= Anil Kumar Dutta =

Anil Kumar Dutta

Anil Kumar Dutta (born 1 Baisakh, 1340 Bangabda [15 April 1933] – 15 Bhadra 1412 [1 September 2006]) was an Indian artist, writer, and educator.

He was the founder-editor of Shilpa O Sahitya, a literary magazine and founder-principal of the Academy of Creative Art.

== Early life and education ==

Anil Kumar Dutta was born in Sahanagar district of south Kolkata to a family hailing from Barisal. He was 4th of 7 brothers born to Jnan Ranjan and Parul Bala Dutta. He lost both his parents within a span of six months when he was 7, his youngest brother was 3. He and his brothers were then raised by their grandmother.

From an early age, he was drawing, painting and writing poetry. He started publishing a handwritten literary magazine that was passed along in the neighbourhood. When in high school, he and his friends started a Baroari Durga Puja and he made the idols for the first Puja there. A special feature of this Puja was that the Pandal was a veritable wall magazine. This in time became the Tarun Sangha Puja of Sahanagar which continues to this day.

After completing the matriculation from Sahanagar High School, he entered Government Art College, Kolkata, but had to discontinue due to financial difficulties.

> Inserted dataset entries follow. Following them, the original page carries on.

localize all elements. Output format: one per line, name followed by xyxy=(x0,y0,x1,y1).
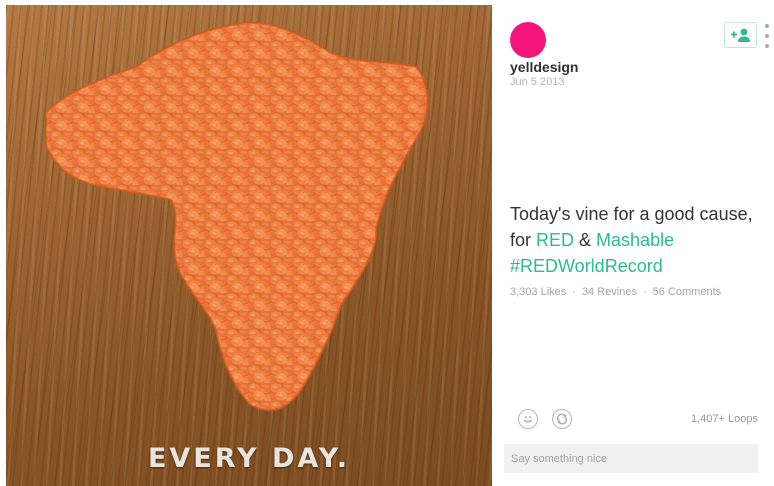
post-date: Jun 5 2013 xyxy=(510,76,565,88)
stats-separator: · xyxy=(642,286,647,298)
username[interactable]: yelldesign xyxy=(510,59,578,75)
comments-count[interactable]: 56 Comments xyxy=(653,286,721,298)
description-line-1: Today's vine for a good cause, xyxy=(510,204,753,224)
loop-count: 1,407+ Loops xyxy=(691,413,758,425)
description-text: & xyxy=(574,230,597,250)
avatar[interactable] xyxy=(510,22,546,58)
mashable-link[interactable]: Mashable xyxy=(596,230,674,250)
description-text: for xyxy=(510,230,537,250)
more-vertical-icon xyxy=(765,24,769,28)
smiley-icon xyxy=(524,416,532,423)
likes-count[interactable]: 3,303 Likes xyxy=(510,286,566,298)
post-actions xyxy=(518,409,572,429)
hashtag-link[interactable]: #REDWorldRecord xyxy=(510,253,772,279)
post-details-panel: yelldesign Jun 5 2013 Today's vine for a… xyxy=(492,0,774,486)
red-link[interactable]: RED xyxy=(536,230,574,250)
video-player[interactable]: EVERY DAY. xyxy=(6,5,492,486)
post-stats: 3,303 Likes · 34 Revines · 56 Comments xyxy=(510,286,721,298)
revine-button[interactable] xyxy=(552,409,572,429)
stats-separator: · xyxy=(572,286,576,298)
comment-input[interactable] xyxy=(504,444,758,473)
lentil-africa-image xyxy=(45,21,429,411)
like-button[interactable] xyxy=(518,409,538,429)
add-user-icon xyxy=(730,28,750,42)
follow-button[interactable] xyxy=(724,22,757,48)
vine-post-card: EVERY DAY. yelldesign Jun 5 2013 Today's… xyxy=(0,0,774,486)
more-options-button[interactable] xyxy=(763,24,771,48)
revine-icon xyxy=(556,413,568,425)
description-line-2: for RED & Mashable xyxy=(510,227,772,253)
post-description: Today's vine for a good cause, for RED &… xyxy=(510,201,772,279)
revines-count[interactable]: 34 Revines xyxy=(582,286,637,298)
video-caption-overlay: EVERY DAY. xyxy=(147,443,351,474)
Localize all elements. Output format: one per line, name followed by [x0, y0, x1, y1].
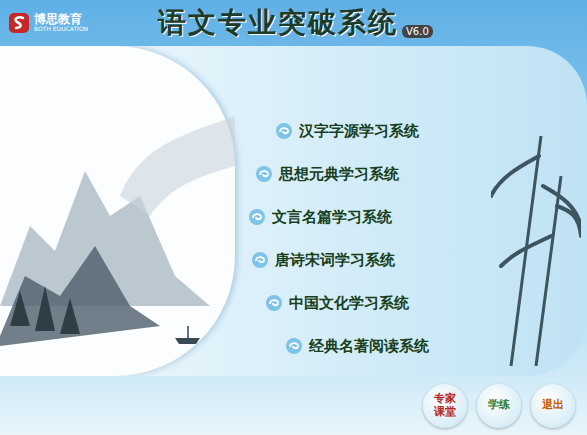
logo-name: 博思教育 — [34, 13, 88, 26]
footer-button[interactable]: 退出 — [531, 384, 575, 428]
swirl-icon — [248, 208, 266, 226]
main-panel: 汉字字源学习系统思想元典学习系统文言名篇学习系统唐诗宋词学习系统中国文化学习系统… — [0, 46, 587, 376]
landscape-icon — [0, 76, 235, 376]
footer-button[interactable]: 学练 — [477, 384, 521, 428]
swirl-icon — [255, 165, 273, 183]
swirl-icon — [275, 122, 293, 140]
version-badge: V6.0 — [402, 25, 433, 38]
brand-icon — [8, 12, 30, 34]
header: 博思教育BOTH EDUCATION 语文专业突破系统 V6.0 — [0, 0, 587, 46]
footer-button[interactable]: 专家课堂 — [423, 384, 467, 428]
swirl-icon — [285, 337, 303, 355]
menu-item[interactable]: 思想元典学习系统 — [255, 164, 491, 184]
landscape-painting — [0, 46, 235, 376]
app-title: 语文专业突破系统 — [158, 4, 398, 42]
swirl-icon — [251, 251, 269, 269]
swirl-icon — [265, 294, 283, 312]
menu-item[interactable]: 经典名著阅读系统 — [285, 336, 491, 356]
logo-subtitle: BOTH EDUCATION — [34, 26, 88, 33]
menu-item[interactable]: 汉字字源学习系统 — [275, 121, 491, 141]
menu-item[interactable]: 文言名篇学习系统 — [248, 207, 491, 227]
footer: 专家课堂学练退出 — [0, 376, 587, 435]
bamboo-icon — [491, 116, 581, 366]
menu-item[interactable]: 唐诗宋词学习系统 — [251, 250, 491, 270]
logo: 博思教育BOTH EDUCATION — [8, 12, 118, 34]
start-screen: 博思教育BOTH EDUCATION 语文专业突破系统 V6.0 汉字字源学习系统思想… — [0, 0, 587, 435]
menu-item[interactable]: 中国文化学习系统 — [265, 293, 491, 313]
menu: 汉字字源学习系统思想元典学习系统文言名篇学习系统唐诗宋词学习系统中国文化学习系统… — [235, 46, 491, 376]
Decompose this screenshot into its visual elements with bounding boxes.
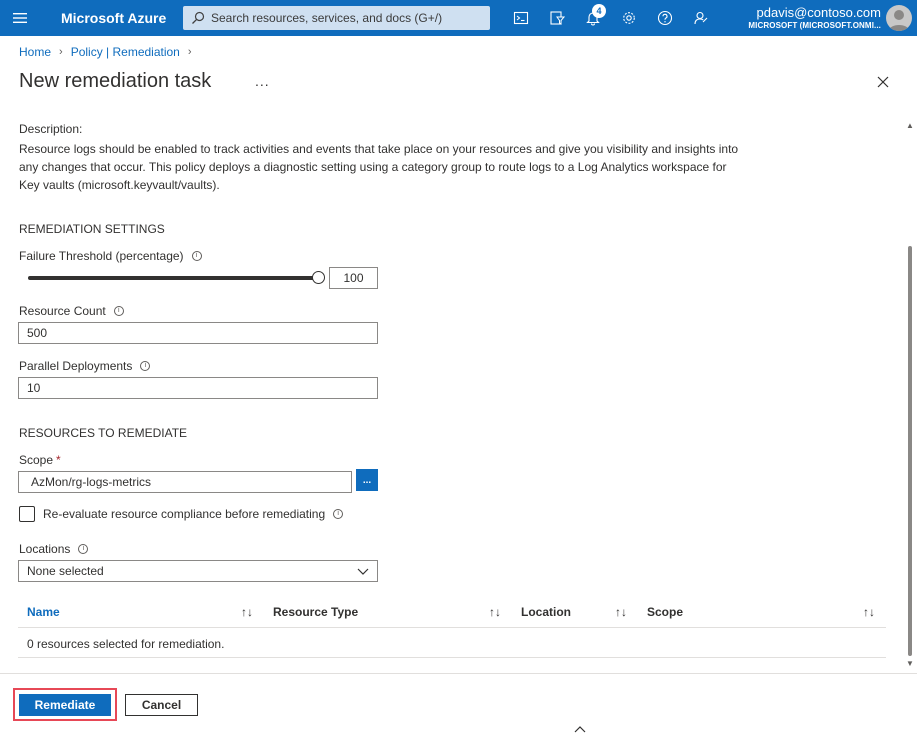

The following year, he enrolled at the Calcutta Art School (later to be known as Calcutta Art College) and graduated First Class First, winning the gold medal in 1955. His classmates tell the story that he was known amongst the students as Kabi (meaning "poet") and it was widely expected that he would top the class.

He started a business on graphic design in 1956 named D G Press and Publicity Syndicate.

== Artistic ==

Though occupied with his business of graphic designs and commercial art, he continued to work on his main interests, painting portraits and landscapes.

=== Swakalbela ===
In 1979, he started his project Swakalbela (my own time) where he planned to paint portraits of 100 of his contemporaries. These series of portraits were painted directly with brush without any drawing and were completed in 2 or 3 sittings, each lasting between 60 and 90 minutes. He completed 62 portraits. He was also writing a book about the subjects of these portraits.

== Literary ==

In 1977, he started a literary magazine, originally titled Mukto Patra. Later, he started a publishing business, naming that Mukto Patra Publications and renamed the magazine Shilpo O Sahitya. As editor, he was always seeking out new and lesser known poets, authors and artists.

In 1986, he started the annual Shilpo O Sahitya awards for little magazines. All Bengali little magazines published anywhere in the country were encouraged to enter and prizes were awarded in 5 categories, best poem, best short story, best non-fiction, best cover design, best editing.

In 1990, he edited an anthology of poems about Kolkata, Kolkata Kavita, to mark the tercentenary of the city.

== Art education ==

He was a consultant on restoration to the "Academy of Fine Arts" and a member of its executive committee. He recommended that the Academy of Fine Arts start a school on art education. Thus, the "Institute of Visual Arts" was founded, and he was the first principal.

Later, he founded the "Academy of Creative Art", Kolkata in 1991 and was its first principal. The academy offers two programmes, and a one-year certificate programme aimed at young artists and a three-year (deemed to be) degree programme aimed at senior artists and those planning to be art teachers.